SKYLARK
The Storm and the Horizon

Gli Skylark sono stati e restano autentiche colonne del metal sinfonico, europeo e mondiale, tra gli iniziatori del genere in Italia. Tutto iniziò con l’indimenticabile debutto, auto-prodotto, The Horizon and the Storm, apparso nel lontano 1995. Oggi, a vent’anni da allora, e per celebrare giustamente la ricorrenza, la band milanese inverte le parole di quel titolo e licenzia The Storm and the Horizon, in edizione deluxe. Una confezione a dire poco stupenda: un libro-cofanetto splendidamente illustrato, con dentro 4 compact.

Trattasi di altrettanti dischi diversi tra loro, che fuori dai nostri confini sono o saranno editi in forma separata. Tutto viene illustrato nel booklet, con i vari album spiegati in ogni sezione, non senza – naturalmente – le diverse copertine (presenti anche sul retro). Abbiamo Divine Gates Part V,con i due capitoli The Road to Light e The Dragon’s Gate: il primo è una compilation uscita in Giappone e Messico nel 2013, con una scaletta rivista e riassunta in un unico CD; quanto al secondo, è una ri-registrazione ex novo di Dragon’s Secrets (che vide la luce nel 1997). Vi è poi il disco Eyes, pubblicato in America meridionale nel 2014 e distribuito in Giappone – dove il gruppo, si sa, è molto amato – sotto il formato di EP, in questa nuova veste album vero e proprio. In parte, si tratta di un’appendice a The Storm and the Horizon, poiché sono presenti brani con diverso cantante e missaggio differente.

Né mancano inediti, tra cui un pezzo scritto e cantato da Fabio Dozzo, per un totale di oltre un’ora di nuove registrazioni, con, in più, due rimasterizzazioni di brani lunghi dal vecchio repertorio. Dulcis in fundo, si conclude appunto con The Storm and the Horizon, un full-lenght CD nuovo di zecca e con alcune chicche anch’esso (cover e remakes), per una durata di ben ottanta minuti. Tutti e 4 i CD hanno, oppure avranno, stampa autonoma all’estero: solo Eyes è un EP fuori dall’Italia e potrebbe avere, solamente in questo imperdibile digibook, la sua long-version. Gli Skylark di Eddy Antonini e Roberto ‘Brodo’ Potenti avrebbero potuto realizzare per il ventennale un album di cinquanta-sessanta minuti con soltanto brani nuovi, ma hanno preferito optare – mi sento di dire: giustamente – per una grande opera, a 360 gradi, che racchiude la loro storia, la attualizza e proietta nel futuro.

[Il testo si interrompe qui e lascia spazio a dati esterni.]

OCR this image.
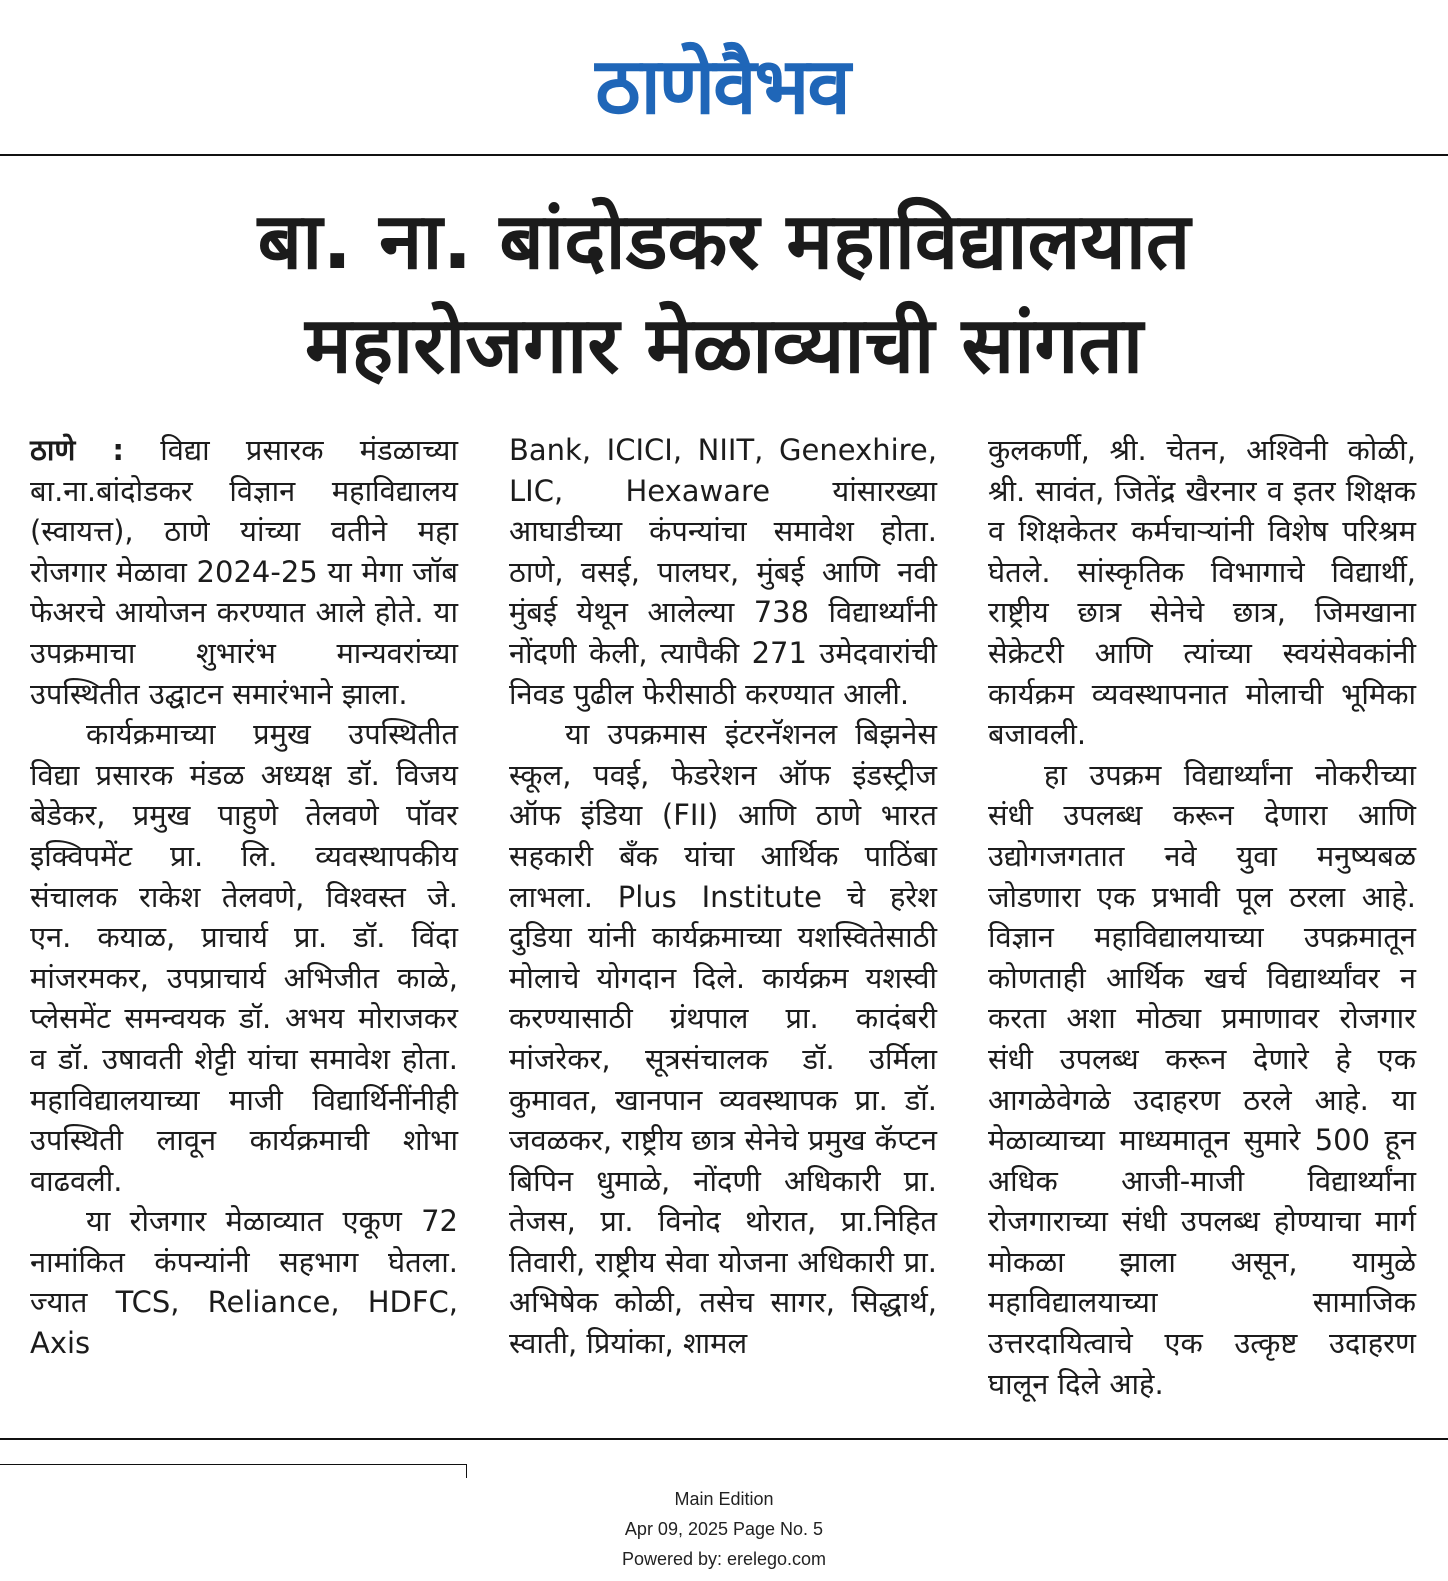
ठाणेवैभव
बा. ना. बांदोडकर महाविद्यालयात
महारोजगार मेळाव्याची सांगता

ठाणे : विद्या प्रसारक मंडळाच्या बा.ना.बांदोडकर विज्ञान महाविद्यालय (स्वायत्त), ठाणे यांच्या वतीने महा रोजगार मेळावा 2024-25 या मेगा जॉब फेअरचे आयोजन करण्यात आले होते. या उपक्रमाचा शुभारंभ मान्यवरांच्या उपस्थितीत उद्घाटन समारंभाने झाला.

कार्यक्रमाच्या प्रमुख उपस्थितीत विद्या प्रसारक मंडळ अध्यक्ष डॉ. विजय बेडेकर, प्रमुख पाहुणे तेलवणे पॉवर इक्विपमेंट प्रा. लि. व्यवस्थापकीय संचालक राकेश तेलवणे, विश्वस्त जे. एन. कयाळ, प्राचार्य प्रा. डॉ. विंदा मांजरमकर, उपप्राचार्य अभिजीत काळे, प्लेसमेंट समन्वयक डॉ. अभय मोराजकर व डॉ. उषावती शेट्टी यांचा समावेश होता. महाविद्यालयाच्या माजी विद्यार्थिनींनीही उपस्थिती लावून कार्यक्रमाची शोभा वाढवली.

या रोजगार मेळाव्यात एकूण 72 नामांकित कंपन्यांनी सहभाग घेतला. ज्यात TCS, Reliance, HDFC, Axis

Bank, ICICI, NIIT, Genexhire, LIC, Hexaware यांसारख्या आघाडीच्या कंपन्यांचा समावेश होता. ठाणे, वसई, पालघर, मुंबई आणि नवी मुंबई येथून आलेल्या 738 विद्यार्थ्यांनी नोंदणी केली, त्यापैकी 271 उमेदवारांची निवड पुढील फेरीसाठी करण्यात आली.

या उपक्रमास इंटरनॅशनल बिझनेस स्कूल, पवई, फेडरेशन ऑफ इंडस्ट्रीज ऑफ इंडिया (FII) आणि ठाणे भारत सहकारी बँक यांचा आर्थिक पाठिंबा लाभला. Plus Institute चे हरेश दुडिया यांनी कार्यक्रमाच्या यशस्वितेसाठी मोलाचे योगदान दिले. कार्यक्रम यशस्वी करण्यासाठी ग्रंथपाल प्रा. कादंबरी मांजरेकर, सूत्रसंचालक डॉ. उर्मिला कुमावत, खानपान व्यवस्थापक प्रा. डॉ. जवळकर, राष्ट्रीय छात्र सेनेचे प्रमुख कॅप्टन बिपिन धुमाळे, नोंदणी अधिकारी प्रा. तेजस, प्रा. विनोद थोरात, प्रा.निहित तिवारी, राष्ट्रीय सेवा योजना अधिकारी प्रा. अभिषेक कोळी, तसेच सागर, सिद्धार्थ, स्वाती, प्रियांका, शामल

कुलकर्णी, श्री. चेतन, अश्विनी कोळी, श्री. सावंत, जितेंद्र खैरनार व इतर शिक्षक व शिक्षकेतर कर्मचाऱ्यांनी विशेष परिश्रम घेतले. सांस्कृतिक विभागाचे विद्यार्थी, राष्ट्रीय छात्र सेनेचे छात्र, जिमखाना सेक्रेटरी आणि त्यांच्या स्वयंसेवकांनी कार्यक्रम व्यवस्थापनात मोलाची भूमिका बजावली.

हा उपक्रम विद्यार्थ्यांना नोकरीच्या संधी उपलब्ध करून देणारा आणि उद्योगजगतात नवे युवा मनुष्यबळ जोडणारा एक प्रभावी पूल ठरला आहे. विज्ञान महाविद्यालयाच्या उपक्रमातून कोणताही आर्थिक खर्च विद्यार्थ्यांवर न करता अशा मोठ्या प्रमाणावर रोजगार संधी उपलब्ध करून देणारे हे एक आगळेवेगळे उदाहरण ठरले आहे. या मेळाव्याच्या माध्यमातून सुमारे 500 हून अधिक आजी-माजी विद्यार्थ्यांना रोजगाराच्या संधी उपलब्ध होण्याचा मार्ग मोकळा झाला असून, यामुळे महाविद्यालयाच्या सामाजिक उत्तरदायित्वाचे एक उत्कृष्ट उदाहरण घालून दिले आहे.

Main Edition
Apr 09, 2025 Page No. 5
Powered by: erelego.com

In tutto cinque ore di grande musica, di cui tre ore e mezza di nuove incisioni fra pezzi inediti, interessanti rifacimenti e covers (alcune delle quali fedeli agli originali, altre – quelle giapponesi – risuonate in un’aggressiva versione power-speed). Si sarà a questo punto compreso che The Storm and the Horizon è qualcosa di epocale e irrinunciabile.